Twenty years have passed, and yet,
My sugar-coated memories won't let me forget,
How you once were drawn to me like the air I breathe ~~
And that you never loved me, I refuse to believe.
Our spirits were entwined by a golden thread,
As my barren soul, you nurtured and fed ~~
My life has yet to find meaning without you;
And how I often wonder if you ever miss me, too.
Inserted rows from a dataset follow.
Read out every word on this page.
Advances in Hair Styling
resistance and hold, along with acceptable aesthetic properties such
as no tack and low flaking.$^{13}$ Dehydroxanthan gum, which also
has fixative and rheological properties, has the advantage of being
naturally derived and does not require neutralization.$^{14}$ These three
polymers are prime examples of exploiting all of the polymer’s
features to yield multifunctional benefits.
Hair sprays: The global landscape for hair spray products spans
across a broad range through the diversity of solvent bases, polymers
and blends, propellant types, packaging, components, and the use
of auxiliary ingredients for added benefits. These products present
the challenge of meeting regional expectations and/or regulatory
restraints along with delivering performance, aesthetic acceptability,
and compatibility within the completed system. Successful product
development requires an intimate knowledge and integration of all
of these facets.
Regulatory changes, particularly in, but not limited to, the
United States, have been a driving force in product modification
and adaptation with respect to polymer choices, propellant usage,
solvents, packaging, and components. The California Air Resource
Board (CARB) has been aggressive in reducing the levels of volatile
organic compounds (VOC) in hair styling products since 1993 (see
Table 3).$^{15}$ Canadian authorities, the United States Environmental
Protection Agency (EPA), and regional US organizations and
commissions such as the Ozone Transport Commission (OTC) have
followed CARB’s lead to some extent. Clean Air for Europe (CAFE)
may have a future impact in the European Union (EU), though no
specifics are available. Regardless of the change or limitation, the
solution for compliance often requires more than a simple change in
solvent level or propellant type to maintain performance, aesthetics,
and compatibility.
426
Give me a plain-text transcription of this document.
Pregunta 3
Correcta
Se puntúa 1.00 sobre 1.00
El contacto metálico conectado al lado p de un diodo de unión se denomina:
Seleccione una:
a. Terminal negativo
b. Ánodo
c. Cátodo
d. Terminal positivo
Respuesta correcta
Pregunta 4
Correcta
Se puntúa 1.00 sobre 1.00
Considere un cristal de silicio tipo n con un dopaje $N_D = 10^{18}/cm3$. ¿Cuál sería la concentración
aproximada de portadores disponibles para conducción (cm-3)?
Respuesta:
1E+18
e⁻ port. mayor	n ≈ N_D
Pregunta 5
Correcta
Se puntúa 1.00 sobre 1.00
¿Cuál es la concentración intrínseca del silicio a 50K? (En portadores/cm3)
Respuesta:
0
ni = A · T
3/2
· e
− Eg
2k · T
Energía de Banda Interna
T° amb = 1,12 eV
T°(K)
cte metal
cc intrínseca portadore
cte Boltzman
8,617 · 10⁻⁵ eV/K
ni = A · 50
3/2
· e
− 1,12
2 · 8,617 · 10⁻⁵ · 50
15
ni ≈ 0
When your marriage ended and you were set free,
I believed you were starting over in love with me ~~
Yet, I was just the one to soften your fall;
A rebound love affair, and that's all.
But I cannot forget the tranquility in your face;
A gentleness of spirit none other can replace ~~
I'll never understand how it ended so quickly for you,
When after twenty years gone, I'm still not through.
It seems I will never run out of love for you;
Or maybe it's just a sugar-coated memory to which I'm true ~~
Regardless of the years I try,
My heart has yet to say good-bye.
I know our lives will never rediscover love,
After so many years, that's all I dreamed of ~~
If fate were going to join us again,
Certainly it would have already been.
Twenty years gone, and I still look for your face,
Strolling alone down Main Street, or in a crowded marketplace;
To seize a fleeting opportunity, I glance around,
Then go on about my life, as you're no where to be found.
Through summers and winters and every season of these twenty years gone,
With thousands of sunsets passed and each breaking dawn ~~
There has remained one constant truth I surely know;
When all else crumbles around me, I find this flicker of love still aglow.